Ehrenreich is certainly correct in pointing to the socioeconomic factors at play in this blame game. Being affluent enough to join a gym, regularly buy and cook “healthy” fresh ingredients, and not go broke forking over the ever-increasing cost of good healthcare coverage are “class cues,” which further divide rich and poor, she says. “The objection raised over and over to any proposed expansion of health insurance was, in so many words: Why should I contribute to the care of those degenerates who choose to smoke and eat cheeseburgers?” she writes, pointing out the lack of compassion and empathy in this argument.

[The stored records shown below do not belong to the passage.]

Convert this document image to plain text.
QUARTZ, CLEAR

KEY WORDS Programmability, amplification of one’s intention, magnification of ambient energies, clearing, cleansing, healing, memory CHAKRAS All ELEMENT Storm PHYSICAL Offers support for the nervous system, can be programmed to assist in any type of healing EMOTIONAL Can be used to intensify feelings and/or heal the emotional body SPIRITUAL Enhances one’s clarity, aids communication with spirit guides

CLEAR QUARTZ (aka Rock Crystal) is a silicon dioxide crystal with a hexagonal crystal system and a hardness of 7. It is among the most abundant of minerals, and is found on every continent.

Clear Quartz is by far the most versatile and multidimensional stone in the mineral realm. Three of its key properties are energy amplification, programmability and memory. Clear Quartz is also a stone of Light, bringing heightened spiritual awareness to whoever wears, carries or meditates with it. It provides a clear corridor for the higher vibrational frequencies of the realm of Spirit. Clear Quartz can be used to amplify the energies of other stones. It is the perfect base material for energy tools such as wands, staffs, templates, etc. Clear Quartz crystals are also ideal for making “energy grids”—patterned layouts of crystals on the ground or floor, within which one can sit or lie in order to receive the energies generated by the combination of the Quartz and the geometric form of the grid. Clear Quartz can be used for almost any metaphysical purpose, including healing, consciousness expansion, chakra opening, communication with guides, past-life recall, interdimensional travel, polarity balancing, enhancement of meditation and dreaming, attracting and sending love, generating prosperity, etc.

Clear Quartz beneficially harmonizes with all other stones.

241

Given her views, you’d think that she’d put in a kind word for mindfulness as a nonmedical method for dealing with stress. But Ehrenreich regards it with skepticism, tracing its popularity to the tech-wealthy scions of Silicon Valley who’d rather preach about mindfulness than find actual solutions for helping consumers control their addictions to and dependence on the devices Silicon Valley developed and got rich on. Really? Mindfulness originated long before the term Silicon Valley was coined. Nonetheless, it would be a great initiative—and a fabulous public relations move—for those companies to step in and help us heal from the relational, emotional, and social havoc their inventions let loose in the world.
Ehrenreich is provocative as always, but the overall mood in her book is dour. At the close, she tells us that she finds comfort in knowing that the world will go on living, even after she has departed from it. But I was disappointed that a writer with such a rich and distinguished career shared so few personal glimpses of the sense of purpose and larger perspective she’s found at this advanced stage of her own life. Nevertheless, she’s forcefully made the case that how one goes about reconciling oneself to life, and to death, is a personal choice. What that choice may be, in any particular instance, is another matter altogether.
Diane Cole is the author of the memoir After Great Pain: A New Life Emerges and writes for The Wall Street Journal and many other publications.